When the children become the mother

Sometimes I really wonder if I’m getting through to my kids. Will they remember to say please and thank you? Are they learning to work hard? Are they grateful?

In the past couple of weeks, I’ve seen visions of myself through my children.

I am anti-procrastination and if there’s a project, I get it done right away so it’s not hanging over my head. When I do laundry, I do everything–washing, drying, folding, putting away–on the same day. I try to respond to emails within an hour of receiving them (you people who rarely check their inbox drive. Me. Nuts). And when I have a writing project, I always finish well before the deadline.

Bode had a project at school that was due mid-December. In essence, they were creating a mini-marketplace where they had to create at least 15 items to buy and sell with fake money. His teacher notified us a few weeks ago but in a rare move, I put it on the backburner because I assumed she would mention it again before the due date. She didn’t and I forgot about it.

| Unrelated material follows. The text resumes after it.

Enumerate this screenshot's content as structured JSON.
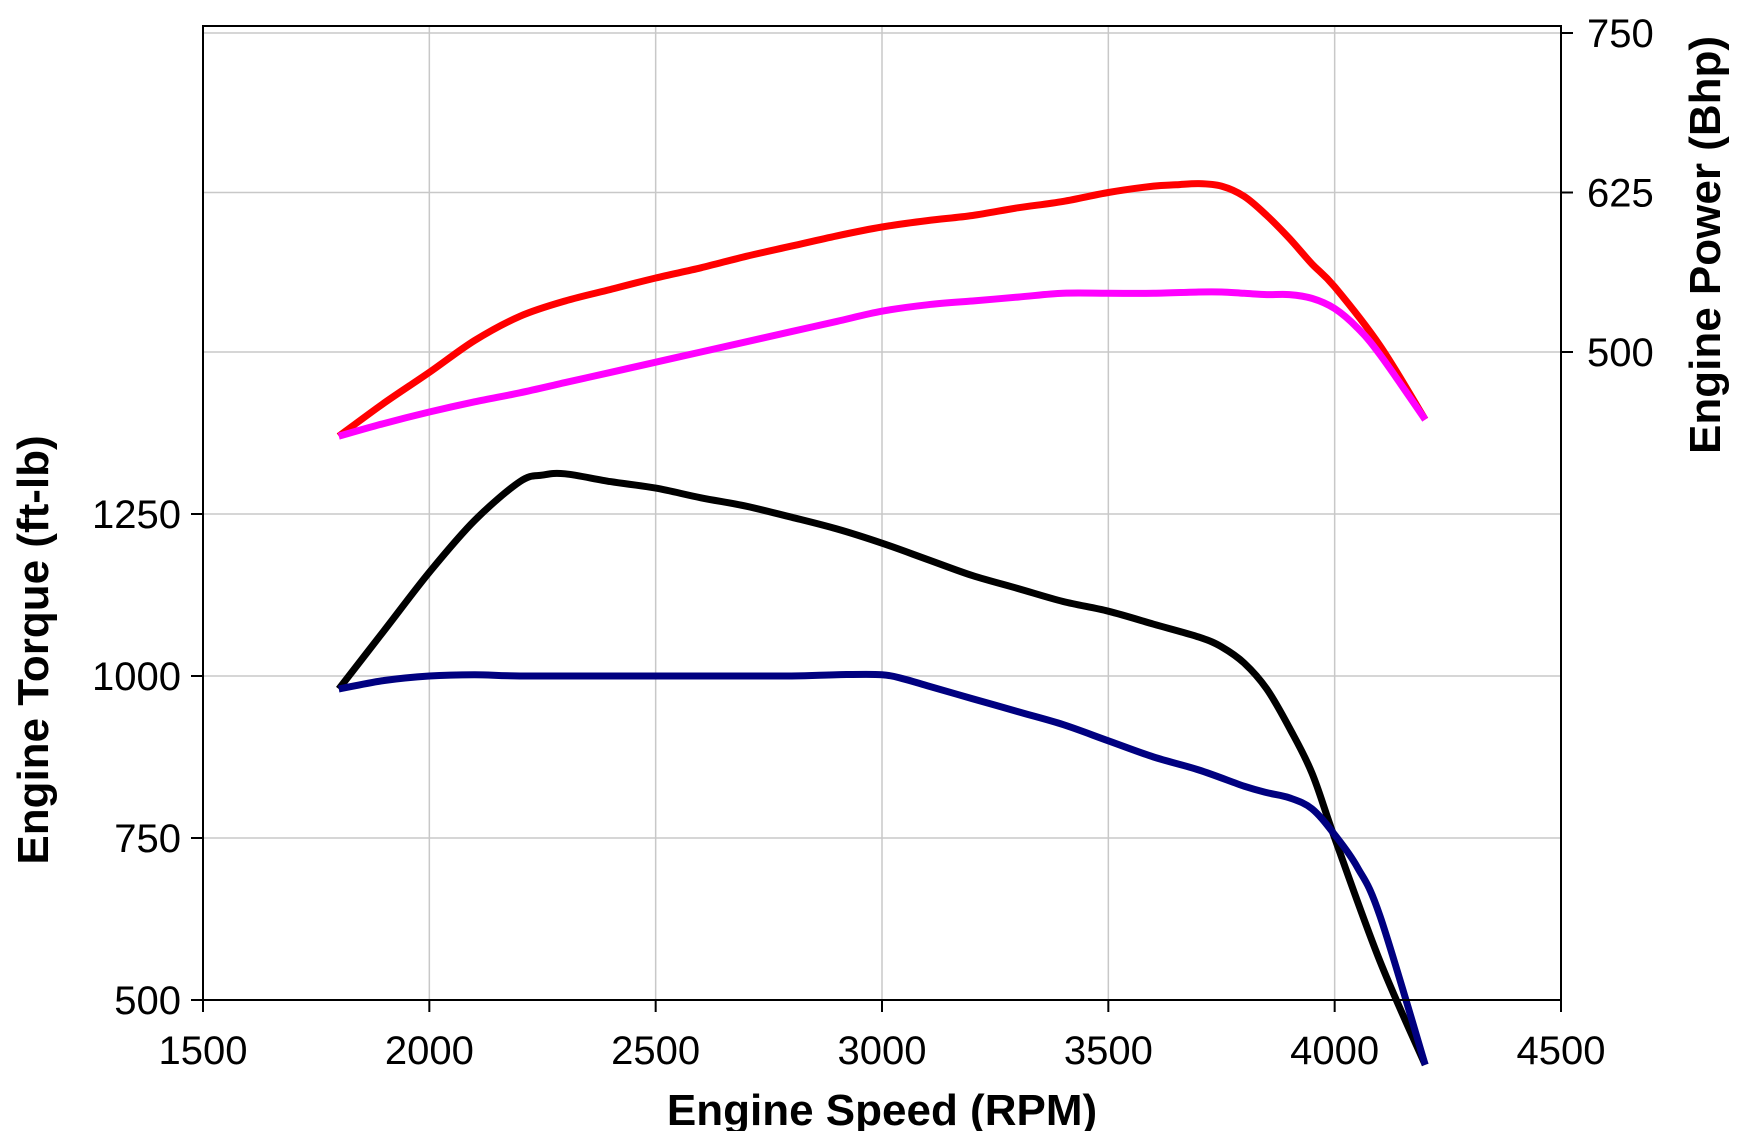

So, Bode came home from school freaking out, “My project is due tomorrow, we have to get it done!”

He decided to make little monster page corner bookmarks like these. Fortunately, the only crafty one in the family was home sick from school that day so Hadley valiantly volunteered to cut out the paper triangles and once Bode got home from school, he could tape everything together and draw faces on them. The problem was she wasn’t feeling well (remember the sick thing?) so after about an hour, she brought them into the office for me to finish.

Here’s the thing the kids don’t understand about parents who work from home: we actually work. I was in the middle of finalizing some projects so told her I’d try to finish them off but never got to them. So Bode arrived home, finished his homework and after dinner I announced we’d start on the project. I began cutting out the triangles but we were way behind and Hadley let me know it. Over and over and over again.

“Well, if MOM did what I asked her to we wouldn’t be in this situation.”

“Don’t ask me what MOM was doing all day. I told her to take of this.”

It was like she was looking through a magnifying glass and seeing my life with them every single day.

The roles were reserved the week before that. Hadley had her final volleyball game while Bode and I had Cub Scouts. We arrived home about 20 minutes earlier so I had Bode help me with a quick dinner. He grilled the sandwiches, warmed the ravioli and apparently it was a lot of work . Because the moment Hadley and Jamie walked in the door, he exasperatingly announced:

“I’ve been cooking for you people and the least you can do is set the table.”

They’re gonna be the best moms ever.